Militares en la favela
Cima de la favela Providencia. Niños transformando cometas en sombreros de las grúas del puerto de Río de Janeiro. Desempleados. Carteles contra la violencia: “Las fuerzas armadas no son para matar hermanos”. Rosette Marinho, una vecina de la favela, anuncia una batalla campal. “Si el Ejército vuelve, tendrán guerra”. La ira se acumula en su garganta. Y es que después de siete meses de ocupación militar, sólo tiene palabras de odio y desprecio hacia el Ejército brasileño.

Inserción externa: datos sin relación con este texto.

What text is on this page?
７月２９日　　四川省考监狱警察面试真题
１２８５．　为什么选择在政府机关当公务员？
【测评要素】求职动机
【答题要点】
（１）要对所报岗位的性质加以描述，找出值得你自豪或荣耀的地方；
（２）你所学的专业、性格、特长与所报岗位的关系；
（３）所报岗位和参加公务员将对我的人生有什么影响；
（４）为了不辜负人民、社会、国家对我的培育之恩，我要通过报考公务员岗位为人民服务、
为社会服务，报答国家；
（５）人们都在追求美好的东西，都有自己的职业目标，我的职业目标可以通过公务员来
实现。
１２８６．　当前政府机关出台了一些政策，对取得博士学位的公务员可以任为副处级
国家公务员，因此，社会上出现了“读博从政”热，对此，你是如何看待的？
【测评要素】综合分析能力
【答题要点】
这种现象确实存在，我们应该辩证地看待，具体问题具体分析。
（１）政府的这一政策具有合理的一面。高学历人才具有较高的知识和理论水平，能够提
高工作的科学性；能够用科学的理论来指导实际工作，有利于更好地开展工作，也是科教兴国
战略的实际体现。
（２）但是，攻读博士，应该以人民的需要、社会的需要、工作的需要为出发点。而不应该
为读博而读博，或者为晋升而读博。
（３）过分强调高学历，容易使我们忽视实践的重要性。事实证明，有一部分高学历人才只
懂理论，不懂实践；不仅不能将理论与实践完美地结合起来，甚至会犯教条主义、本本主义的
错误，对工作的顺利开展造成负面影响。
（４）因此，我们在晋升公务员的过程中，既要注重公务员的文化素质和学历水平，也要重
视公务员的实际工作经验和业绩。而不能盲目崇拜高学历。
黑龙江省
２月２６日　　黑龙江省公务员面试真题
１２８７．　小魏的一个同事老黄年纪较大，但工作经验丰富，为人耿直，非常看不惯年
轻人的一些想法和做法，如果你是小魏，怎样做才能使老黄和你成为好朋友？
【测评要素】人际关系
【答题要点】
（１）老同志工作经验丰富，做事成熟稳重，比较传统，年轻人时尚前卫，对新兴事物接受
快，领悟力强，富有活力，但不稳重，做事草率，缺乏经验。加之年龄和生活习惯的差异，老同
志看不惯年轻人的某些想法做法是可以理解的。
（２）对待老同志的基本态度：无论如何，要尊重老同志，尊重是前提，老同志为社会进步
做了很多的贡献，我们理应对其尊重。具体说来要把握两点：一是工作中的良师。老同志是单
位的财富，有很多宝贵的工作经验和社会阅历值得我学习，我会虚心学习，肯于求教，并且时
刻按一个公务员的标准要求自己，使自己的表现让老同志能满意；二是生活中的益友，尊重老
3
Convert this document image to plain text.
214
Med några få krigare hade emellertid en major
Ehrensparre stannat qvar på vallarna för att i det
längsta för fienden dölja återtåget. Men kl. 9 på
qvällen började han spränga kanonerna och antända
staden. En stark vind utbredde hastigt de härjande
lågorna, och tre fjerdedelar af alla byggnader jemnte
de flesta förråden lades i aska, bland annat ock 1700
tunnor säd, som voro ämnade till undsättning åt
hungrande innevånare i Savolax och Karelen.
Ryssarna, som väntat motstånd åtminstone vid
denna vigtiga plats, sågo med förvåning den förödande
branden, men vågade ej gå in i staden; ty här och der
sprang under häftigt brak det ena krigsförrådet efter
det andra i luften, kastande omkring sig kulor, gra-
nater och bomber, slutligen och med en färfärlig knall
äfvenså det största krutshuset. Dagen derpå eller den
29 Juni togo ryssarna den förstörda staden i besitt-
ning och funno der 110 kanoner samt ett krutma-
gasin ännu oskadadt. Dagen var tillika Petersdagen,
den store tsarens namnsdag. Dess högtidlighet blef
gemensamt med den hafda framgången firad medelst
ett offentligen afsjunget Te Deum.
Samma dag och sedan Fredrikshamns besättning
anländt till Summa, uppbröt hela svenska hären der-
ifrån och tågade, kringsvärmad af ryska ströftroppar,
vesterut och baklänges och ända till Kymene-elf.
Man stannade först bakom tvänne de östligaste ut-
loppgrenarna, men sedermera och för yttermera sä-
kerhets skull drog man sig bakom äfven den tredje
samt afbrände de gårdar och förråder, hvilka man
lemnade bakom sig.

“Si no fuese suficiente con la Policía Militar, ahora tenemos militares en las favelas”, matiza Rosette. La violenta muerte de tres jóvenes el pasado 14 de junio estalló como una bomba de relojería en el Gobierno Lula.
El Ejército salió precipitadamente de la Providencia. Y no es para menos: los militares entregaron a tres jóvenes de la Providencia a los traficantes del morro da Mineira. Les dijeron que eran del Comando Vermelho (facción rival). El resultado: 46 tiros a bocajarro.
“Dijeron que eran traficantes. Pero no era verdad. Los militares les detuvieron, les torturaron y luego tuvieron que deshacerse de ellos. Mejor que les maten otros”, asegura a Público Rosette.
La ocupación militar del morro da Providencia comenzó el 12 de diciembre de 2007. Fue autorizada por el mismísimo Lula para garantizar las obras del proyecto Cimento Social, que prevía la reforma de 780 casas de la comunidad. Sin embargo, el proyecto fue rechazado por los vecinos. Incluso denunciado.
“Una obra electoralista que sólo beneficia a los votantes evangélicos de Marcelo Crivella, socio de Lula”, afirma Elías Jose, de la ONG Conlutas.
Además, la ocupación militar apenas dejó en la favela, según sus habitantes, un reguero de sangre, represión y terror. Lilian Gonzaga, madre del asesinado de Wellington Gonzaga Ferreira, asegura con lágrimas en los ojos que el paso militar “fue un infierno”.
“Maltratos, insultos, nadie podía salir a la calle después de la siete de la noche. Incluso nos obligaban apagar la luz”, afirma Benedita Florencia, madre de otro de los jóvenes asesinados.
Marcelo Braga, coordinador de la Central de Movimientos Populares contempla a dos Policías Militares que vigilan la favela. Ahora mira hacia la urbe-más-allá-del-ladrillo-rojo: la ciudad, el lejano/cercano asfalto.
Medita en voz alta: “Quieren justificar el estado militar. Vale todo. Discutíamos si la ocupación militar era constitucional o no. Da igual. Ahora quieren legitimarla con la constitución”.